The Big Sagebrush and other species of Artemisia are also found in California. However, the California legislature does not see the virtue of this iconic plant. It has, in fact, branded sagebrush a "weed". Cal. Gov't Code § 39561.5.
The genus Artemisia is not limited to sagebrush. In fact, it includes several hundred distinct species, including wormwood (Artemesia absinthium), an ingredient in the yellow-green liquor immortalized by the painter Edgar Degas.

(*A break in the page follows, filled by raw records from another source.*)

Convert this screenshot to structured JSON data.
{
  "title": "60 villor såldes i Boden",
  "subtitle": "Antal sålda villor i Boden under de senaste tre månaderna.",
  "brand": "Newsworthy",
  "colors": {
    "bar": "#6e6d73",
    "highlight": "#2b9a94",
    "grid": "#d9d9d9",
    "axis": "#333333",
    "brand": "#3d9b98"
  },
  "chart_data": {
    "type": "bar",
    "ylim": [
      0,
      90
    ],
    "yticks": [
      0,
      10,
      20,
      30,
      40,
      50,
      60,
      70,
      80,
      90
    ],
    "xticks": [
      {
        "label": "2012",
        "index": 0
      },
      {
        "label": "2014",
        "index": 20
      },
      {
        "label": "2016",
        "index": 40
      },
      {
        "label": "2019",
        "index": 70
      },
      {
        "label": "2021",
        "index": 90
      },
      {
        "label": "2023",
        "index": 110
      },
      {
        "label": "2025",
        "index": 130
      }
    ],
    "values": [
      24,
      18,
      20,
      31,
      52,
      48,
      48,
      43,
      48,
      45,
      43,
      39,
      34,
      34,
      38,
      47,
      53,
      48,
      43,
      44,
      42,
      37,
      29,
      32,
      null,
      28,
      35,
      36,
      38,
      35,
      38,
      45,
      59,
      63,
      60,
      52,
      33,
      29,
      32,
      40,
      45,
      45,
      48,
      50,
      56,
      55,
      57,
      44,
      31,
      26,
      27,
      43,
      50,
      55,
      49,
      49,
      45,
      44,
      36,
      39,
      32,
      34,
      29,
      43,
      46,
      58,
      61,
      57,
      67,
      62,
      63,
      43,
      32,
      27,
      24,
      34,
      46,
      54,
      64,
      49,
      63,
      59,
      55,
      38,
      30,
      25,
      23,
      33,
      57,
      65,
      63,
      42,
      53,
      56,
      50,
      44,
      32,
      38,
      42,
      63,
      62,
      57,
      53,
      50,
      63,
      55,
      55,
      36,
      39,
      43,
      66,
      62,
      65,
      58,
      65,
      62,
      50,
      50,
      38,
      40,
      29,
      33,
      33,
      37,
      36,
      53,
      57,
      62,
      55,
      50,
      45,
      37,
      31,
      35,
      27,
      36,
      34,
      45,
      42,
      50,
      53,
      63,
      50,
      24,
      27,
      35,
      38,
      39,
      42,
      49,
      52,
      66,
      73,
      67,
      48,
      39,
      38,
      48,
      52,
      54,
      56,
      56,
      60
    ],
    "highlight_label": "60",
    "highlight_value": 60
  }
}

According to Pliny the Elder (the writer, not the beer), Artemisia II of Caria, the 4th century BCE queen of Halicarnassus, named another member of the Artemisia genus for herself:
Mulieres quoque hanc gloriam adfectavere, in quibus artemisia uxor mausoli adoptata herba, quae antea parthenis vocabatur. Sunt qui ab artemide ilithyia cognominatam putent, quoniam privatim medeatur feminarum malis (Women also strive for this fame, for example, Artemisia, the wife of Mausolus selected the plant, which previously was called Parthenis. There are those who believe that it is named for [the goddess] Artemis of Ilithyia, since it particularly heals female ailments.)
Naturalis Historia, Book XXV, Ch. 36 (my translation). Artemisia II is famous for building one of the Seven Wonders of the Ancient World - the Mausoleum at Halicarnassus. The name of this celebrated monument was derived from the name of her deceased husband, who also happened to be her brother (Mausolus).